3. Weitere Schlüssel-Cuvées im Detail
Royale Réserve Brut (Non-Vintage)
Rebsortenmix: 65% Pinot Noir (v. a. Aÿ, Mareuil-sur-Aÿ), 30% Chardonnay (Avize, Cramant), 5% Meunier.
Reserveweine: Bis zu 30% aus älteren Jahrgängen (Solera-System).
Reifung: 3 Jahre auf der Hefe, Dosage 7 g/l.
Geschmacksprofil: Reife Aprikose, Honig, leichte Rauchnote.
1522 (Millésime oder NV)
Herkunft: Fast ausschließlich Grand Cru-Lagen (Aÿ, Mareuil-sur-Aÿ).
Pinot Noir-dominiert (oft 80%+), teilweise kleiner Chardonnay-Anteil.
Stil: Kraftvoll, dunkle Beerenfrüchte, langer Abgang.
Blanc de Blancs Grand Cru
100% Chardonnay aus Avize, Cramant, Oger.
Reifung: 5+ Jahre auf der Hefe.
Charakter: Zitrus, weißer Pfirsich, salzige Mineralität.
4. Weinbereitung & Philosophie
Terroir-Fokus: Kein einheitlicher "Hausstil", sondern lagengetreue Ausdrucksformen.
Holzfassnutzung: Vor allem für Clos des Goisses und Reserveweine (kein starker Rösteffekt).
Nachhaltigkeit:
Lutte raisonnée ("kontrollierter" Anbau).
Keine Vollbio-Zertifizierung, aber Pestizidminimierung.
5. Zahlen & Exklusivität
Gesamtrebfläche: ~18 Hektar (davon 5 ha Clos des Goisses).
Produktionsmenge Clos des Goisses: Nur 10.000–15.000 Flaschen/Jahr (je nach Jahrgang).
Preissegment:
Royale Réserve: ~50–60 €.
Clos des Goisses: 300–600 € (je nach Jahrgang).
6. Aktuelle Highlights & Jahrgänge
2015 Clos des Goisses: 98 Parker-Punkte, gilt als einer der besten Jahrgänge des Jahrzehnts.

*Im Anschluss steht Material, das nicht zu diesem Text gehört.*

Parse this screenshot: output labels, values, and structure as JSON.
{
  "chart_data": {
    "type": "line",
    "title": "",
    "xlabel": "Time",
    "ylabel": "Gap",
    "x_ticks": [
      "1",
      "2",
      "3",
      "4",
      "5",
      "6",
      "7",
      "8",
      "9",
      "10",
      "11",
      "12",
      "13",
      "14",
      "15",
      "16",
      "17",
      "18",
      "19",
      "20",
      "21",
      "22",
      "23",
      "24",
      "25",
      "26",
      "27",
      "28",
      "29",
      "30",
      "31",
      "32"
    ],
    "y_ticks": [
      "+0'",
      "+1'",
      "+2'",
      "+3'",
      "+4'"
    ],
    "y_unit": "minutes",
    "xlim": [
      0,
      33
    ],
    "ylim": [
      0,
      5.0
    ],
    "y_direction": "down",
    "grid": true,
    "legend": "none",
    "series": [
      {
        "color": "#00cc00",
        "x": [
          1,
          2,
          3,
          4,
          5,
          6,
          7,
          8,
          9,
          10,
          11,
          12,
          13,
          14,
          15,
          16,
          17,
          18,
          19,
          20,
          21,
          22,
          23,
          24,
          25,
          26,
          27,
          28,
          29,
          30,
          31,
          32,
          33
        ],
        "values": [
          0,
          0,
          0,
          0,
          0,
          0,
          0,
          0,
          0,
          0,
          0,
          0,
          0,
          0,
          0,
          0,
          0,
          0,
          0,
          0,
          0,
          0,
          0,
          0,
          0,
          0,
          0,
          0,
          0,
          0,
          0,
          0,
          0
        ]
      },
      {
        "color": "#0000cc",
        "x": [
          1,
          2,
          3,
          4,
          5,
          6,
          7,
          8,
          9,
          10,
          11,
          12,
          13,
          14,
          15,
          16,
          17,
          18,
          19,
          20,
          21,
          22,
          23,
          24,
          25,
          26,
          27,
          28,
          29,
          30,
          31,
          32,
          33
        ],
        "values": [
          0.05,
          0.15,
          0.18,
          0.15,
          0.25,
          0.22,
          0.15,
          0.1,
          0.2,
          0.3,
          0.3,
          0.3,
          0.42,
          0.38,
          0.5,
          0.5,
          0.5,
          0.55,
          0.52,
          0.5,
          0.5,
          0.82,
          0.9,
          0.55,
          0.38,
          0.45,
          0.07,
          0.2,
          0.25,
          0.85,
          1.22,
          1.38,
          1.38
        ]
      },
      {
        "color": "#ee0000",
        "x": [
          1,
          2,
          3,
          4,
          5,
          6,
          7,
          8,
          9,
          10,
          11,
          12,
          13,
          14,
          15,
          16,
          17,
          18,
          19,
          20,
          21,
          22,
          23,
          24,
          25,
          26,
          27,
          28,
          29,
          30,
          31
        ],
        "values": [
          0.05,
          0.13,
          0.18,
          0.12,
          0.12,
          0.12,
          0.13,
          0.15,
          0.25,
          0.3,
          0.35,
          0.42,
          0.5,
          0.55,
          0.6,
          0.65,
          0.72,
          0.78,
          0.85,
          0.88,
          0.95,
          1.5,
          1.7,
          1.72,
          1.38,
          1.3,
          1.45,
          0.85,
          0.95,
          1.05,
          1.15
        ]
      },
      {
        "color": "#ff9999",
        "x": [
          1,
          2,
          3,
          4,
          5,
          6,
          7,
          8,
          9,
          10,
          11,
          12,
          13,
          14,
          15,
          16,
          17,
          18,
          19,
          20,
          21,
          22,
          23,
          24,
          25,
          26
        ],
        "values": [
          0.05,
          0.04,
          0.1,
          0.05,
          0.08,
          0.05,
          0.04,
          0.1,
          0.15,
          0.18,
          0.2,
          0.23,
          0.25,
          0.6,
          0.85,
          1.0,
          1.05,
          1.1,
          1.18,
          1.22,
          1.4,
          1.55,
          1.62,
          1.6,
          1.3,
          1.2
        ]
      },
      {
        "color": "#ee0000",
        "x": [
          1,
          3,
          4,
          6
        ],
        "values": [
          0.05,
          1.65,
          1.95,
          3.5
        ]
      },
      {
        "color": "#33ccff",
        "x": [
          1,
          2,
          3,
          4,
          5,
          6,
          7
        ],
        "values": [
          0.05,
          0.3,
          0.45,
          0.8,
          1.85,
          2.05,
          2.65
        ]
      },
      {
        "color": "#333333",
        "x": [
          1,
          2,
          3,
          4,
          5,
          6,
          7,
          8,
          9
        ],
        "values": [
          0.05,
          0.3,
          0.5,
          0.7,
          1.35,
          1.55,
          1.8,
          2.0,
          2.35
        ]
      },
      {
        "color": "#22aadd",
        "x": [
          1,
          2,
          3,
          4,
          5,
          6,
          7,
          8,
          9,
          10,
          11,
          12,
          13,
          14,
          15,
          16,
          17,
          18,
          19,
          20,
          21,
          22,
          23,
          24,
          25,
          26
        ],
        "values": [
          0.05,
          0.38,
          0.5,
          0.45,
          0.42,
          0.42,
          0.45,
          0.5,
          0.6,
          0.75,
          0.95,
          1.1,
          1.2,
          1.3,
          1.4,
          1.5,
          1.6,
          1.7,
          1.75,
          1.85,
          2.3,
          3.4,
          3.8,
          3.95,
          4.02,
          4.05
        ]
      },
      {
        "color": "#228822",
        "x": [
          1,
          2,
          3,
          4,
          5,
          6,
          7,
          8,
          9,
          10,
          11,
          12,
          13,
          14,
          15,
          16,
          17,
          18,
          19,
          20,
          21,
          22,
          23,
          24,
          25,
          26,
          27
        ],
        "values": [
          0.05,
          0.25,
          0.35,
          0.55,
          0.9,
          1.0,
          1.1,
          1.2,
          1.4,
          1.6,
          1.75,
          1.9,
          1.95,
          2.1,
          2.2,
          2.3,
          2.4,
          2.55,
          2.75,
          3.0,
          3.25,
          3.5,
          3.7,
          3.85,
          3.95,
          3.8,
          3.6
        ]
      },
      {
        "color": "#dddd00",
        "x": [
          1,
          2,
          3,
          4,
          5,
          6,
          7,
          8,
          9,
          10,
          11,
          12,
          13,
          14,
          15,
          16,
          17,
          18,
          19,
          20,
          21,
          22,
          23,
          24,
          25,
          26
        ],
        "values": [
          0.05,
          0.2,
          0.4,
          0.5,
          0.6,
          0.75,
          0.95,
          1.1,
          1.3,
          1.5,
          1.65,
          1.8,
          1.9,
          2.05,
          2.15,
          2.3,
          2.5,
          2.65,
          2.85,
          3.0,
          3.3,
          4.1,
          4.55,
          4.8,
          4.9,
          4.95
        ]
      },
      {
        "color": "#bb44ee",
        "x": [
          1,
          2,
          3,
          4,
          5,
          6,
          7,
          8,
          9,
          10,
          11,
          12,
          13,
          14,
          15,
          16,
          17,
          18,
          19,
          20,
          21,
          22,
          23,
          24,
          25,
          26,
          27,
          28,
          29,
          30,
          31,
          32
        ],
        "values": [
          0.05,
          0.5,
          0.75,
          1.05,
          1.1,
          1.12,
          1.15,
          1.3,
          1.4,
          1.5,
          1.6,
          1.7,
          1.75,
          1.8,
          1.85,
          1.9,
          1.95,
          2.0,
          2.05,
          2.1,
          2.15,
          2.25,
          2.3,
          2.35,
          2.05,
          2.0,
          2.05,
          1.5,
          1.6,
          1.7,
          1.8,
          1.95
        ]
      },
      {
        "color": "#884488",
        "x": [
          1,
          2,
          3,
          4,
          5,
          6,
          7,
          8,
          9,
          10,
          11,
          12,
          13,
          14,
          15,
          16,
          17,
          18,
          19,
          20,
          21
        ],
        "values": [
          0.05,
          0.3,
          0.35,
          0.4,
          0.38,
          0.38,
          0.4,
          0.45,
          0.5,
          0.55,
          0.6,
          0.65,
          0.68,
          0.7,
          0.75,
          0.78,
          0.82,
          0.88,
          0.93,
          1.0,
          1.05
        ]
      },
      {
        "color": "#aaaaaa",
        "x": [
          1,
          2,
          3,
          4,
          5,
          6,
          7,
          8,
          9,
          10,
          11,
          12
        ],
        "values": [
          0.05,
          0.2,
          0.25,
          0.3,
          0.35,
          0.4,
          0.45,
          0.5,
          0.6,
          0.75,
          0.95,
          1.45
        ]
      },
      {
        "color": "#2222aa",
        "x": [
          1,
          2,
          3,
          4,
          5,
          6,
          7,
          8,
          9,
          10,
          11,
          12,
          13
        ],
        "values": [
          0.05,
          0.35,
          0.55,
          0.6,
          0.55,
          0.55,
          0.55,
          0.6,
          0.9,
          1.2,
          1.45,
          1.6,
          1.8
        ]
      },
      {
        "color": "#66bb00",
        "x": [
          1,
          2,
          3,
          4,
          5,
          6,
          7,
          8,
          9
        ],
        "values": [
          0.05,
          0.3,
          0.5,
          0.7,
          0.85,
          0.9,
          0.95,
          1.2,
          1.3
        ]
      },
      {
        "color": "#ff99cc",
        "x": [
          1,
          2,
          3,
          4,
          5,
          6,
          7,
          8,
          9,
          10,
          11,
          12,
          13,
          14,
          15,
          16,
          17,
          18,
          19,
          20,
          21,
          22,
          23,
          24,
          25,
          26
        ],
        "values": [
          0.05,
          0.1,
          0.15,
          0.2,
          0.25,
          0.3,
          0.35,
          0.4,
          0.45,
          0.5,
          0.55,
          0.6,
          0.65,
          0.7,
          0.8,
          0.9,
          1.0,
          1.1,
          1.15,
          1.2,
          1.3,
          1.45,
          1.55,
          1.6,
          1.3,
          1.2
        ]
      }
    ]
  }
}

1522 Rosé: Seltene Cuvée mit langer Maischestandzeit (kein Saignée-Verfahren).
7. Kurioses & Anekdoten
Namensherkunft "Goisses": Alter Dialektausdruck für "steiler Hang".
Historische Verbindung: Die Familie belieferte im 18. Jh. den Hof Ludwigs XV.
Philipponnat steht für Präzision, Terroir-Treue und handwerkliche Meisterschaft – besonders der Clos des Goisses ist ein Champagner für Puristen.